Pourquoi les Etats africains sont-ils réticents?
Ils ne sont pas conscients ou convaincus du problème. Ils regardent avec crainte cette jeunesse rafraîchissante, brillante. Dans ce contexte, les projets des jeunes peuvent se retrouver entravés. Regardez l’initiative Boost Africa, lancée par la BAD et la Banque Européenne d’Investissement (BEI) en novembre 2016. Les fonds sont là: 30 millions d’euros sont ainsi disponibles. Mais le projet est bloqué par la bureaucratie, le manque de conviction des dirigeants africains.
Dans ce contexte, comment les startups de ces jeunes parviennent-elles à percer?
Face au manque de compétences et d’appétences de leurs pouvoirs publics, il faut souligner le rôle solide et essentiel des incubateurs. Il s’agit de structures dédiées à l’entreprise, financées par des entreprises internationales, la BAD, la Banque Mondiale... Ce sont des partenaires qui ont des racines vraiment locales, qui sont diplômés. A leur tête, on trouve beaucoup de «repats», ces jeunes partis étudier à l’étranger qui reviennent dans leur pays. Ils créent, bâtissent, font des propositions à des jeunes en manque d’accompagnement.

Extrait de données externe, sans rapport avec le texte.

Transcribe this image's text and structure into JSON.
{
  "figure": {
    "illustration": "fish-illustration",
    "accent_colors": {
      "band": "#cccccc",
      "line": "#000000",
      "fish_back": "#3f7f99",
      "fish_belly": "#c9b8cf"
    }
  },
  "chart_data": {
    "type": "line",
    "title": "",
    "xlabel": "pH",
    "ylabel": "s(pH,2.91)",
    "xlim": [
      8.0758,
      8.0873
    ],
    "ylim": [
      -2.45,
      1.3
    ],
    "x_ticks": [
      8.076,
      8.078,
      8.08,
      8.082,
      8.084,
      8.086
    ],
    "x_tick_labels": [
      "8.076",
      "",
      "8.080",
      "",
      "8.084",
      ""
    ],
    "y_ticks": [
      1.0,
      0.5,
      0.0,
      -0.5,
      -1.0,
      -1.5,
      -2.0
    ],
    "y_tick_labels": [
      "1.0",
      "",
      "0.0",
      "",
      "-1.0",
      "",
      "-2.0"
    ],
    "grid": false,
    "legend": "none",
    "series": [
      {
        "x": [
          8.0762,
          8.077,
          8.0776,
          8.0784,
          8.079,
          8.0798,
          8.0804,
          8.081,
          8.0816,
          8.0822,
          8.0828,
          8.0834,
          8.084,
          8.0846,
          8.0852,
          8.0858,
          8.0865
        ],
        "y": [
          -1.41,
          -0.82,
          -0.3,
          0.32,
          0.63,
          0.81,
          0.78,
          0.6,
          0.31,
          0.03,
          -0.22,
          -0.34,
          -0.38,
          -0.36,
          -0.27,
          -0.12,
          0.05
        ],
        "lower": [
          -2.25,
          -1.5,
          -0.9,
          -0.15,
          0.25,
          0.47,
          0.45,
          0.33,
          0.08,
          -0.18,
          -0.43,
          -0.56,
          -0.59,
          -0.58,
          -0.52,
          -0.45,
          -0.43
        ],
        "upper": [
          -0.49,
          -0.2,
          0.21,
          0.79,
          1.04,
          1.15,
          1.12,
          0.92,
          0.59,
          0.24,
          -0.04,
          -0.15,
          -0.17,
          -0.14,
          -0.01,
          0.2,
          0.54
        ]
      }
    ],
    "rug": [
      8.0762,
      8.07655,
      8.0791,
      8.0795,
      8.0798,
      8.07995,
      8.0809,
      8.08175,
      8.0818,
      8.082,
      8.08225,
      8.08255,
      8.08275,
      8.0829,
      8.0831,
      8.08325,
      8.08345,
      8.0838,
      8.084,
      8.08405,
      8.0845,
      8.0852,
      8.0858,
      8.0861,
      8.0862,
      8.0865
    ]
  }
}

Pourquoi en parle-t-on si peu?
C’est tout le problème ! Ils ne sont pas connus aussi parce qu’ils ne savent pas se vendre, se valoriser. Pourtant, rien qu’à Abidjan, il y a trois incubateurs.
A-t-on une idée du nombre d’emplois créés par les startups en Afrique?
Il est difficile de répondre à la question. Mais je vous citerai un chiffre fourni par la chambre de commerce et d’industrie ivoirienne: en Côte d’Ivoire, on estime à 100.000 le nombre d’emplois créés. C’est infime quand on considère le taux de chômage. Mais c’est important quand on sait qu’on sort là de l’économie informelle.